The owners of the Tommy’s chain made a good point after Chow, Baby complained about unrequested mustard on its burger this summer (“Eat Here, Get Gas,” July 26): Why didn’t Chow, Baby just ask for a re-do? So last week Chow, Baby visited several Tommy’s locations and tried to atone for this lapse. Unfortunately, each burger came out right the first time, because every order-taker asked how Chow, Baby wanted its burger instead of slopping whatever on it. It’s hard to react properly to servers’ mistakes if they refuse to make them.
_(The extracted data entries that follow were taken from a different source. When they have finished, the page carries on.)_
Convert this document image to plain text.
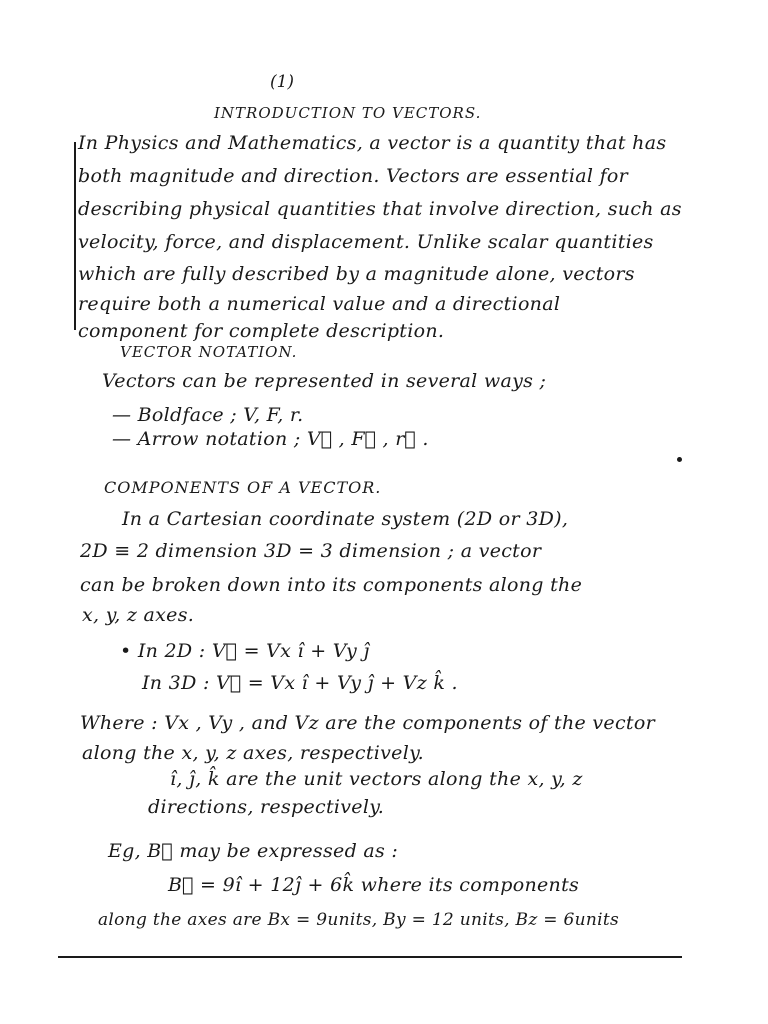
(1)
INTRODUCTION TO VECTORS.
In Physics and Mathematics, a vector is a quantity that has
both magnitude and direction. Vectors are essential for
describing physical quantities that involve direction, such as
velocity, force, and displacement. Unlike scalar quantities
which are fully described by a magnitude alone, vectors
require both a numerical value and a directional
component for complete description.
VECTOR NOTATION.
Vectors can be represented in several ways ;
— Boldface ; V, F, r.
— Arrow notation ; V⃗ , F⃗ , r⃗ .
COMPONENTS OF A VECTOR.
In a Cartesian coordinate system (2D or 3D),
2D ≡ 2 dimension 3D = 3 dimension ; a vector
can be broken down into its components along the
x, y, z axes.
• In 2D : V⃗ = Vx î + Vy ĵ
In 3D : V⃗ = Vx î + Vy ĵ + Vz k̂ .
Where : Vx , Vy , and Vz are the components of the vector
along the x, y, z axes, respectively.
î, ĵ, k̂ are the unit vectors along the x, y, z
directions, respectively.
Eg, B⃗ may be expressed as :
B⃗ = 9î + 12ĵ + 6k̂ where its components
along the axes are Bx = 9units, By = 12 units, Bz = 6units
But Chow, Baby will keep trying.
Chow, Baby’s first take on Xouba (2301 N. Collins St., Arlington) was perfectly fair: The place is gorgeous and the service friendly, but the food was lousy and it cost too much. (“Cold Fusion,” April 19.) So this revisit was not to ask Xouba to forgive Chow, Baby – it was to see if Chow, Baby would forgive Xouba. Chow, Baby would kill to have a local restaurant featuring Peruvian cuisine, a modern, global cuisine with diverse influences from delicate Japanese stir-fry to earthy Andean tubers and spices. More precisely, it would kill to have a local restaurant do this cuisine right. Chow, Baby wants this relationship to work.
Alas, Xouba didn’t meet Chow, Baby halfway. This meal began nicely with freebie plantain chips and a scrumptious dipping oil with chopped cilantro, garlic, and parsley. And a starter of beef tataki ($9) was a delight: thin slices of seared tenderloin drizzled with soy-lime sauce. But things got glumpy after that. Deep-fried shrimp and scallops were spectacularly unsubtle, in the ranks of bar food. Empanadas were drowned in heavy-handed sauces that recalled condensed mushroom soup. As on the last visit, the entrées (seafood paella, chicken with mango, stir-fry beef tips) looked great on the menu – but Chow, Baby can’t be fooled twice and didn’t want to cry over another $100 tab, so it stopped eating right there. Chow, Baby can’t reconcile all by itself.